Patrick, Yankee-4-Life :p



Link (http://www.courant.com/news/opinion/commentary/hc-plcfaude1120.artnov20,0,7418535.story)

Two years later, England and Holland went to war. After the news reached Hartford, on June 27, 1653, Captain John Underhill stormed the fort with a small group of men, threw out the Dutch and proclaimed "I, John Underhill, do seize upon this house and land hitherto belonging as Dutch goods, claimed by the West Indian Company in Amsterdam ... for the state of England."

The Colonial Court ordered Underhill not to sell the fort and its land, but on July 18, 1655, he did just that, conveying the 30-acre property to Richard Lord and William Gibbons. The Dutch were powerless to retake the fort. Upset at the ouster, the Dutch referred to the settlers in Hartford as "Jankes," pronounced Yankees, which meant thief, robber or pirate.

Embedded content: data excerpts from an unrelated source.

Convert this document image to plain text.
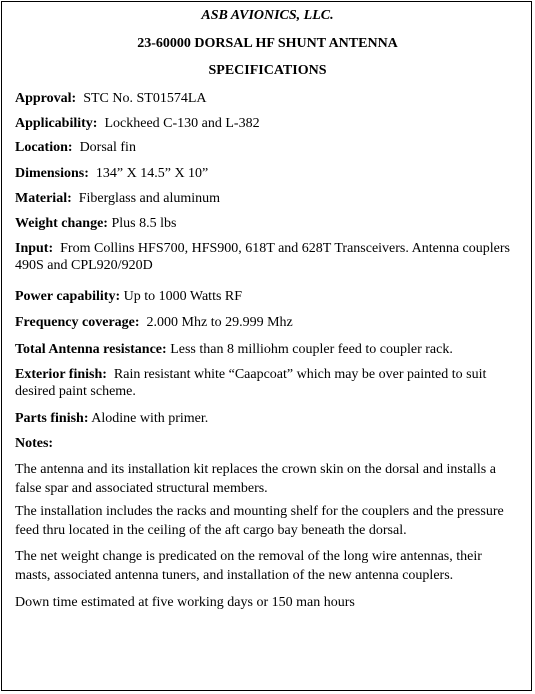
ASB AVIONICS, LLC.
23-60000 DORSAL HF SHUNT ANTENNA
SPECIFICATIONS
Approval: STC No. ST01574LA
Applicability: Lockheed C-130 and L-382
Location: Dorsal fin
Dimensions: 134” X 14.5” X 10”
Material: Fiberglass and aluminum
Weight change: Plus 8.5 lbs
Input: From Collins HFS700, HFS900, 618T and 628T Transceivers. Antenna couplers 490S and CPL920/920D
Power capability: Up to 1000 Watts RF
Frequency coverage: 2.000 Mhz to 29.999 Mhz
Total Antenna resistance: Less than 8 milliohm coupler feed to coupler rack.
Exterior finish: Rain resistant white “Caapcoat” which may be over painted to suit desired paint scheme.
Parts finish: Alodine with primer.
Notes:
The antenna and its installation kit replaces the crown skin on the dorsal and installs a false spar and associated structural members.
The installation includes the racks and mounting shelf for the couplers and the pressure feed thru located in the ceiling of the aft cargo bay beneath the dorsal.
The net weight change is predicated on the removal of the long wire antennas, their masts, associated antenna tuners, and installation of the new antenna couplers.
Down time estimated at five working days or 150 man hours
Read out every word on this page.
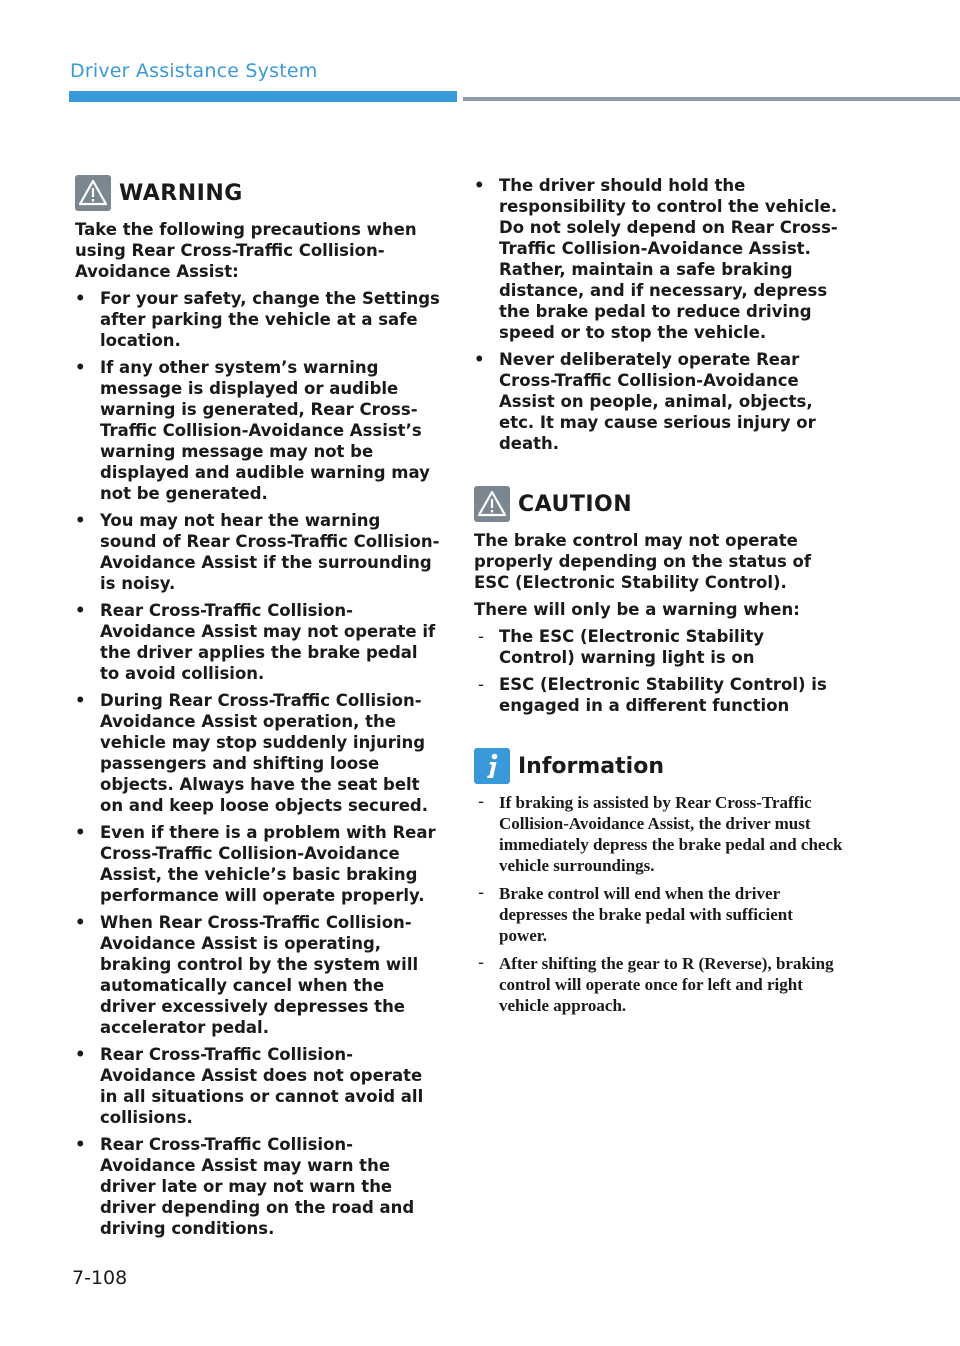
Driver Assistance System
WARNING

Take the following precautions when using Rear Cross-Traffic Collision-Avoidance Assist:

• For your safety, change the Settings after parking the vehicle at a safe location.
• If any other system’s warning message is displayed or audible warning is generated, Rear Cross-Traffic Collision-Avoidance Assist’s warning message may not be displayed and audible warning may not be generated.
• You may not hear the warning sound of Rear Cross-Traffic Collision-Avoidance Assist if the surrounding is noisy.
• Rear Cross-Traffic Collision-Avoidance Assist may not operate if the driver applies the brake pedal to avoid collision.
• During Rear Cross-Traffic Collision-Avoidance Assist operation, the vehicle may stop suddenly injuring passengers and shifting loose objects. Always have the seat belt on and keep loose objects secured.
• Even if there is a problem with Rear Cross-Traffic Collision-Avoidance Assist, the vehicle’s basic braking performance will operate properly.
• When Rear Cross-Traffic Collision-Avoidance Assist is operating, braking control by the system will automatically cancel when the driver excessively depresses the accelerator pedal.
• Rear Cross-Traffic Collision-Avoidance Assist does not operate in all situations or cannot avoid all collisions.
• Rear Cross-Traffic Collision-Avoidance Assist may warn the driver late or may not warn the driver depending on the road and driving conditions.
• The driver should hold the responsibility to control the vehicle. Do not solely depend on Rear Cross-Traffic Collision-Avoidance Assist. Rather, maintain a safe braking distance, and if necessary, depress the brake pedal to reduce driving speed or to stop the vehicle.
• Never deliberately operate Rear Cross-Traffic Collision-Avoidance Assist on people, animal, objects, etc. It may cause serious injury or death.
CAUTION

The brake control may not operate properly depending on the status of ESC (Electronic Stability Control).

There will only be a warning when:

- The ESC (Electronic Stability Control) warning light is on
- ESC (Electronic Stability Control) is engaged in a different function
Information
- If braking is assisted by Rear Cross-Traffic Collision-Avoidance Assist, the driver must immediately depress the brake pedal and check vehicle surroundings.
- Brake control will end when the driver depresses the brake pedal with sufficient power.
- After shifting the gear to R (Reverse), braking control will operate once for left and right vehicle approach.
7-108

It was the Dutch fort erected at the cross rivers of the fur trade in Hartford that dictated a new English settlement should be built here. When Hartford was chosen as the site for Colonial leaders to meet and resolve their issues, the city-to-be assumed the mantle of a respected place.

Felix the Cat
11-21-2005, 04:06 PM
Jan, Janke and Kees are all common Dutch given names

Jan Kees would be "John Cornelius" in English

Is there a famous/notorious early English colonial leader by that name?